"Wenn das Hotel noch steht, aber die Umgebung abgebrannt ist, Versorgungseinrichtungen zerstört sind und der Strand, der im Katalog besonders angepriesen wurde, nicht benutzbar ist, dann hat der Urlaub seinen Zweck verfehlt", meint die Juristin. Hier sind die Veranstalter aufgerufen, einen Gratisausstieg aus dem Vertrag oder eine Umbuchungsmöglichkeit anzubieten.
Pfeiffer räumt in diesem Zusammenhang mit einem Märchen auf, das Reiseveranstalter gerne auftischen: "Ein kostenloses Storno ist auch ohne offizieller Reisewarnung des Außenministeriums möglich, nämlich dann, wenn die Gefahr eine Intensität angenommen hat, die auch bei einem Durchschnittsreisenden Angstgefühle auslöst." Entscheidend dafür sind Berichte in seriösen Medien.

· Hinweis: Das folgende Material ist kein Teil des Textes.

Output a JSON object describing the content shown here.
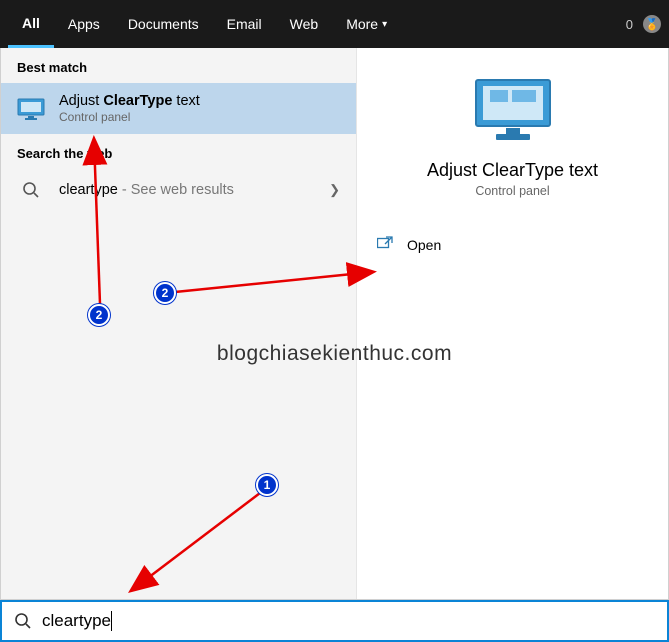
{
  "topbar": {
    "tabs": [
      "All",
      "Apps",
      "Documents",
      "Email",
      "Web",
      "More"
    ],
    "count": "0"
  },
  "left": {
    "best_match_label": "Best match",
    "result": {
      "title_pre": "Adjust ",
      "title_bold": "ClearType",
      "title_post": " text",
      "subtitle": "Control panel"
    },
    "web_label": "Search the web",
    "web_result": {
      "query": "cleartype",
      "suffix": " - See web results"
    }
  },
  "right": {
    "title": "Adjust ClearType text",
    "subtitle": "Control panel",
    "open": "Open"
  },
  "search": {
    "value": "cleartype"
  },
  "watermark": "blogchiasekienthuc.com",
  "badges": {
    "b1": "1",
    "b2a": "2",
    "b2b": "2"
  }
}
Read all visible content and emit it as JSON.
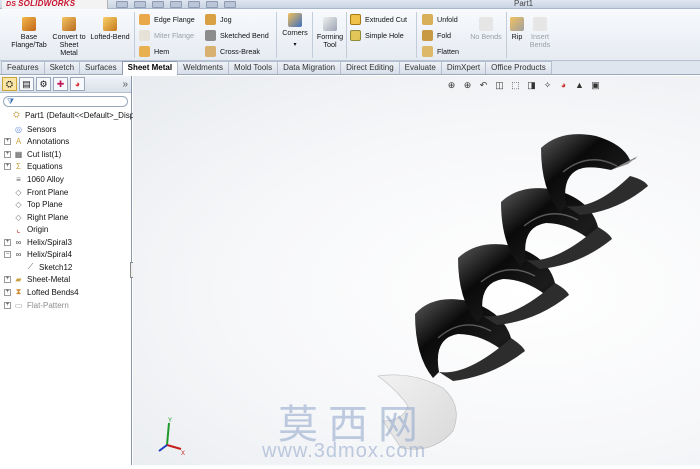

Ein Storno ist aber nur dann durchsetzbar, wenn der Urlaubsantritt unmittelbar bevorsteht. "Liegt das Reiseziel nicht in der direkt betroffenen Krisenregion oder geht der Urlaub erst in zwei Wochen los, dann heißt es noch zuwarten und die weitere Entwicklung beobachten", sagt die Clubjuristin.
Die Expertin rät: Wenn der Abflug unmittelbar bevorsteht, sollte man sich umgehend mit dem Veranstalter in Verbindung setzen und Informationen einholen bzw. über Alternativen verhandeln. Will der Reiseveranstalter ein berechtigtes Storno nicht zulassen, muss er zumindest eine Umbuchung auf eine gleichwertige Reise anbieten. Gibt es Probleme, z.B. weil der Reiseveranstalter eine kostenlose Stornierung nicht akzeptiert, aber auch keine zumutbare Alternative anbietet, dann sollte die Stornogebühr nur mit Vorbehalt bezahlt werden.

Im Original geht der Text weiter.